One such large study was conducted by ICMR and MDRF called INDIAB from 2008 to 2020 in 31 states of India (covering 113,000 participants) to find the prevalence of NCDs among Indians. The results revealed an alarming national prevalence of diabetes at 11.4%, prediabetes 15.3%, hypertension 35.5%, generalized obesity 28.6%, abdominal obesity 39.5%, hypercholesterolemia 24% and high LDL cholesterol at 20.9%. It also reported that the diabetes epidemic is in transition, with some states having already reached their peak rates while others are just getting started. The prevalence of all NCDs was reported higher among urban areas compared to rural counterparts and this could be attributed to the unhealthy lifestyle practices reported among the urban Indians. The intake of protective foods like fruits and vegetables was very poor and accompanied by a sedentary lifestyle. The study report concluded by asking the state governments to focus on prevention and screening programs and promote nutrition education urging people to adopt a healthy lifestyle eating healthy, exercising and quitting smoking and alcohol.

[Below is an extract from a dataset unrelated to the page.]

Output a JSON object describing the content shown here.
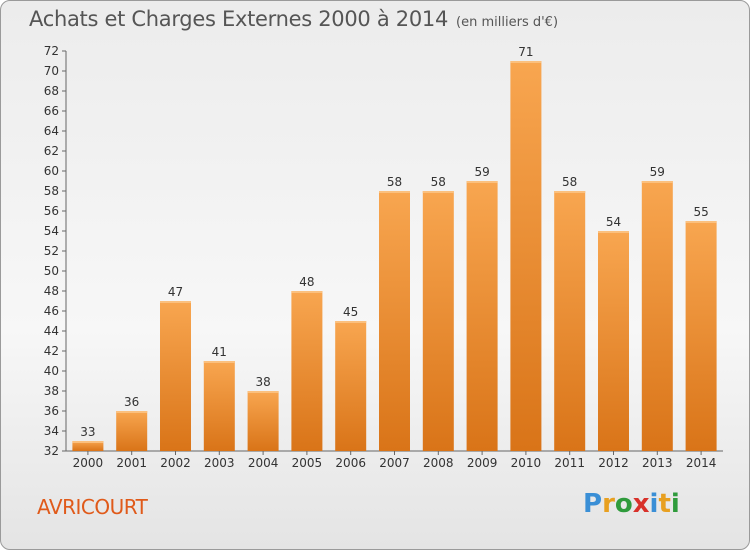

Given the increasing evidence of diet-related health burdens and the rising prevalence of NCDs among Indian adults, another study was carried out to explore dietary diversity patterns among adult men in India and their association with NCDs. The study used the fourth round of the NFHS-4 to analyze adult male samples (1,12,122). Dietary Diversity Scores (DDS) were computed by the weighted sum of the number of different food groups consumed by an individual. The study highlighted that certain types of food and frequency of food consumption were significantly associated with the prevalence of NCDs. Men who never consumed milk /curd, pulses/beans, dark green leafy vegetables, and fruits in a month reported the highest prevalence of coronary heart disease and cancer. At the same time, those who consumed meat and poultry everyday also showed significantly higher associations with all three non-communicable diseases. Hence, it was concluded that optimum and balanced nutrition from foods such as pulses/beans, vegetables/fruits, milk/dairy in the diet are essential to prevent NCDs.